"Tom Kron has passed the most critical test in franchising," says Raymond Burch, a Wilmette, Ill., management consultant who specializes in franchising. "He has found the unique product, the winning idea." Burch, who is a former president of the Washington, D.C.-based International Franchise Association (IFA) and is chairman of Illinois's Franchise Advisory Board, gives Kron credit for refusing to compromise quality by expanding too fast. He also applauds Kron's decision to withdraw from retailing so he could give all his attention to production, quality control, and product development.

But Burch thinks Kron's approach is an anachronism of the 1950s when franchising pioneers had no viable models and had to refine operations as they went along. Says Burch: "Too-generous territories were cut back, royalties revised, and performance requirements spelled out. Many contracts were 'renegotiated' in courtrooms across the country."

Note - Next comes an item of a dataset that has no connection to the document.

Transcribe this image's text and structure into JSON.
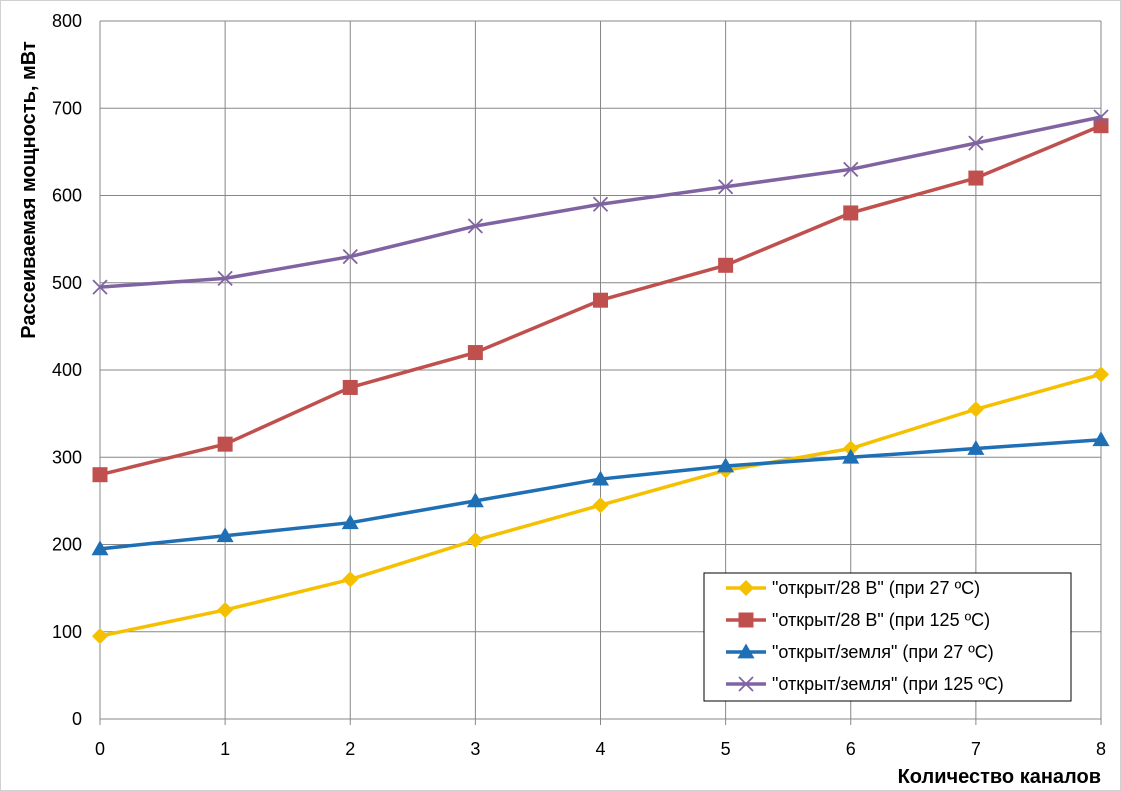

Burch is mystified that "this resourceful entrepreneur would embark on such a time-consuming, risk-laden, outdated approach to franchise development. Granting franchises for entire states is almost unheard of and totally baffling for a company with Kron's bargaining power." Expecting franchisees to stay happy, perform well, and pay royalties for 20 years without field support or ongoing supervision from the franchisor is not valid, he adds.

"And whether the long-range plan envisions 20 retail outlets or 2,000, an organized development plan enables a franchisor to pace growth to match increases in production capacity and management capability," he says. Because Kron has no such plan, Burch predicts problems in the next two years.

Joseph Koach, who heads his own consulting firm in Arlington, Va., and serves as regional vice-president of The Franchise Architects, a Chicago-based consulting firm, agrees: Kron was right to seek "slow, deliberate growth. And he was wise in taking less money up front to assure that his franchisees made money." But, he says, Kron's big mistake was "going into franchising piecemeal, with no overall development plan... The realistic way to set a franchise fee is to calculate the total costs of setting up the entire retail network -- legal and accounting fees, registration of disclosure statements, opening costs, training of franchisees and support staff, plus advertising and an operations manual. Then each franchise fee should be a percentage of the total start-up costs."

Koach also questions Kron's minimal advertising requirements -- most franchisors require an advertising budget of 1% to 2% of gross sales for national advertising with provisions for local ads sometimes, as well -- and feels there's a lack of ongoing supervision by Kron. He predicts that differences in the various contracts will plague Kron's relationship with his franchisees and views the franchisees' own loosely organized group with trepidation. "It's far better for the franchisor to initiate some mechanism for maintaining a dialogue and good relations. The last thing you want is an adversary relationship either among franchisees or between them and you." Koach also thinks Kron should evaluate prospective franchisees more thoroughly. In addition to assessment of personality and of financial stability -- an ability to make the initial investment and be self-supporting for three months after opening the new outlet -- Koach recommends both credit and character references. Koach believes Kron had the right product at the right time, but that success came the hard way, creating pitfalls that will continue to complicate his business life. He views Kron's European faith in one-to-one contact as not suited for the United States, "where everybody sues everybody."

If Thomas Kron wants to continue managing his franchises personally, Burch suggests, he might well seek experienced counsel, available to smaller entrepreneurs at a modest fee. The IFA offers regular seminars and workshops in major cities for less than $500. These help with individual problems.

Burch adds that Kron, like many franchise founders, may conclude that franchise development and supervision isn't his forte, after all, and decide to delegate tasks to a business manager.Koach feels it is a big mistake not to consult a specialized franchise attorney from the beginning, but he acknowledges that such services, at $100 to $350 per hour, might well be beyond the reach of a still-small business owner.

The most practical approach, says Koach, is consult an expert first -- a franchising or business consultant, an accountant, or a bank officer -- to develop the overall business plan and explore different franchising provisions. The franchisor will them require far less of a specialized attorney's time to draw up a franchise contract that embodies his business goals.